Does Lactate Cause Post-Exertional Malaise (PEM)?

While elevated lactate correlates with post-exertional malaise (PEM), it is not likely the direct cause. Instead, lactate may serve as a defense mechanism to counteract inflammation. Its anti-inflammatory properties may represent the body's attempt to mitigate excessive immune responses triggered by exertion.

Could Gut Bacteria Be a Source of Lactate?

The gut microbiome plays a surprising role in lactate dynamics. Certain bacteria, like Streptococcus and Enterococcus, produce D-lactate, a form of lactate distinct from the L-lactate generated by cellular metabolism. Elevated levels of these bacteria have been found in the stool samples of ME/CFS patients.

What is D-Lactate?

D-lactate can also result from abnormal glucose metabolism. High-carbohydrate diets can push glucose through a pathway that produces methylglyoxal, a toxic molecule converted into D-lactate. Methylglyoxal and advanced glycation end-products (AGEs) contribute to oxidative stress and inflammation.

Strategies to Reduce Lactate and Improve Symptoms

Reducing lactate may help alleviate exercise intolerance and PEM. Here are some potential approaches:

1. Supplements

• Magnesium: Known to reduce lactate production after exercise.

• Citrulline Malate: Commonly used by athletes to lower lactate levels and enhance recovery.

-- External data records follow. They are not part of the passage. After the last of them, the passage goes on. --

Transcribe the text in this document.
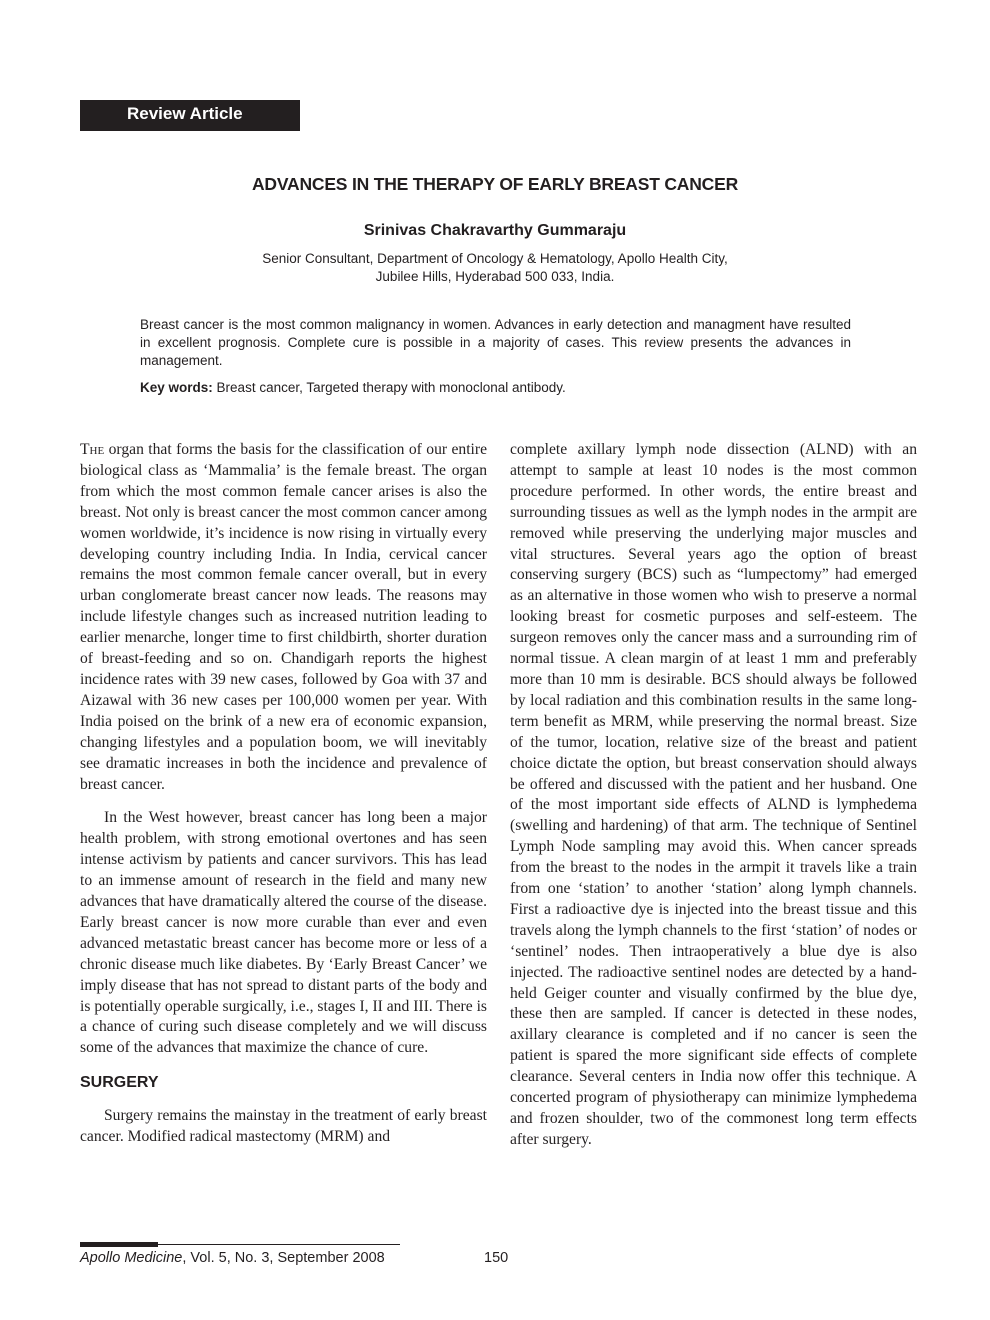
Review Article
ADVANCES IN THE THERAPY OF EARLY BREAST CANCER
Srinivas Chakravarthy Gummaraju
Senior Consultant, Department of Oncology & Hematology, Apollo Health City,
Jubilee Hills, Hyderabad 500 033, India.

Breast cancer is the most common malignancy in women. Advances in early detection and managment have resulted in excellent prognosis. Complete cure is possible in a majority of cases. This review presents the advances in management.

Key words: Breast cancer, Targeted therapy with monoclonal antibody.

The organ that forms the basis for the classification of our entire biological class as ‘Mammalia’ is the female breast. The organ from which the most common female cancer arises is also the breast. Not only is breast cancer the most common cancer among women worldwide, it’s incidence is now rising in virtually every developing country including India. In India, cervical cancer remains the most common female cancer overall, but in every urban conglomerate breast cancer now leads. The reasons may include lifestyle changes such as increased nutrition leading to earlier menarche, longer time to first childbirth, shorter duration of breast-feeding and so on. Chandigarh reports the highest incidence rates with 39 new cases, followed by Goa with 37 and Aizawal with 36 new cases per 100,000 women per year. With India poised on the brink of a new era of economic expansion, changing lifestyles and a population boom, we will inevitably see dramatic increases in both the incidence and prevalence of breast cancer.

In the West however, breast cancer has long been a major health problem, with strong emotional overtones and has seen intense activism by patients and cancer survivors. This has lead to an immense amount of research in the field and many new advances that have dramatically altered the course of the disease. Early breast cancer is now more curable than ever and even advanced metastatic breast cancer has become more or less of a chronic disease much like diabetes. By ‘Early Breast Cancer’ we imply disease that has not spread to distant parts of the body and is potentially operable surgically, i.e., stages I, II and III. There is a chance of curing such disease completely and we will discuss some of the advances that maximize the chance of cure.

SURGERY

Surgery remains the mainstay in the treatment of early breast cancer. Modified radical mastectomy (MRM) and

complete axillary lymph node dissection (ALND) with an attempt to sample at least 10 nodes is the most common procedure performed. In other words, the entire breast and surrounding tissues as well as the lymph nodes in the armpit are removed while preserving the underlying major muscles and vital structures. Several years ago the option of breast conserving surgery (BCS) such as “lumpectomy” had emerged as an alternative in those women who wish to preserve a normal looking breast for cosmetic purposes and self-esteem. The surgeon removes only the cancer mass and a surrounding rim of normal tissue. A clean margin of at least 1 mm and preferably more than 10 mm is desirable. BCS should always be followed by local radiation and this combination results in the same long-term benefit as MRM, while preserving the normal breast. Size of the tumor, location, relative size of the breast and patient choice dictate the option, but breast conservation should always be offered and discussed with the patient and her husband. One of the most important side effects of ALND is lymphedema (swelling and hardening) of that arm. The technique of Sentinel Lymph Node sampling may avoid this. When cancer spreads from the breast to the nodes in the armpit it travels like a train from one ‘station’ to another ‘station’ along lymph channels. First a radioactive dye is injected into the breast tissue and this travels along the lymph channels to the first ‘station’ of nodes or ‘sentinel’ nodes. Then intraoperatively a blue dye is also injected. The radioactive sentinel nodes are detected by a hand-held Geiger counter and visually confirmed by the blue dye, these then are sampled. If cancer is detected in these nodes, axillary clearance is completed and if no cancer is seen the patient is spared the more significant side effects of complete clearance. Several centers in India now offer this technique. A concerted program of physiotherapy can minimize lymphedema and frozen shoulder, two of the commonest long term effects after surgery.

Apollo Medicine, Vol. 5, No. 3, September 2008	150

2. Pharmacological Options

• Milnacipran: An FDA-approved drug for fibromyalgia that has been shown to lower brain lactate levels and reduce pain.

3. Gut Microbiome Modulation

• Reduce lactate-producing bacteria through:

  • Antibiotics or natural antimicrobials.

  • Prebiotics and probiotics.

  • A low-carbohydrate or ketogenic diet.

4. Ketogenic Diet or Exogenous Ketones

• The ketone β-hydroxybutyrate can help clear lactate by converting it into energy, potentially reducing its buildup.

Key Takeaways

Lactate is more than just a byproduct of exertion—it’s a versatile molecule with critical roles in energy production, brain function, and inflammation regulation. For those with ME/CFS, fibromyalgia, or similar conditions:

• Lactate is not a waste product.

• Lactate is not inherently inflammatory or pain-producing.

• Elevated lactate is a sign of the body attempting to regulate inflammation.

Future research may uncover more targeted ways to manage lactate levels and harness its benefits, providing new hope for reducing fatigue, pain, and other debilitating symptoms. For now, understanding lactate’s dual role as both a helper and a signal of underlying issues can guide smarter treatment strategies.

References

van Hall G, et al. (2009) Blood lactate is an important energy source for the human brain. J Cereb Blood Flow Metab. 29(6):1121-9.

Pucino, V., Bombardieri, M., Pitzalis, C., & Mauro, C. (2016). Lactate at the crossroads of metabolism, inflammation, and autoimmunity. European Journal of Immunology, 47(1), 14–21.

Ratter JM et al (2018) In vitro and in vivo Effects of Lactate on Metabolism and Cytokine Production of Human Primary PBMCs and Monocytes. Front. Immunol.,9: 2564.

Magistretti PJ, Allaman I. (2018) Lactate in the brain: from metabolic end-product to signalling molecule. Nat Rev Neurosci. 19(4):235-249.

Lien K, et al. (2019) Abnormal blood lactate accumulation during repeated exercise testing in myalgic encephalomyelitis/chronic fatigue syndrome. Physiol Rep. 7(11): e14138.

Cinar V, Nizamlioğlu M, Moğulkoc R. (2006) The effect of magnesium supplementation on lactate levels of sportsmen and sedanter. Acta Physiol Hung. 93(2-3):137-44.

Kiyici F, Eroğlu H, Kishali NF, Burmaoglu G. (2016) The Effect of Citrulline/Malate on Blood Lactate Levels in Intensive Exercise. Biochem Genet. 55(5-6):387-394.

Natelson, BH et al. (2015) Effect of Milnacipran Treatment on Ventricular Lactate in Fibromyalgia: A Randomized, Double-blind, Placebo-controlled Trial. J Pain. 16(11): 1211–1219.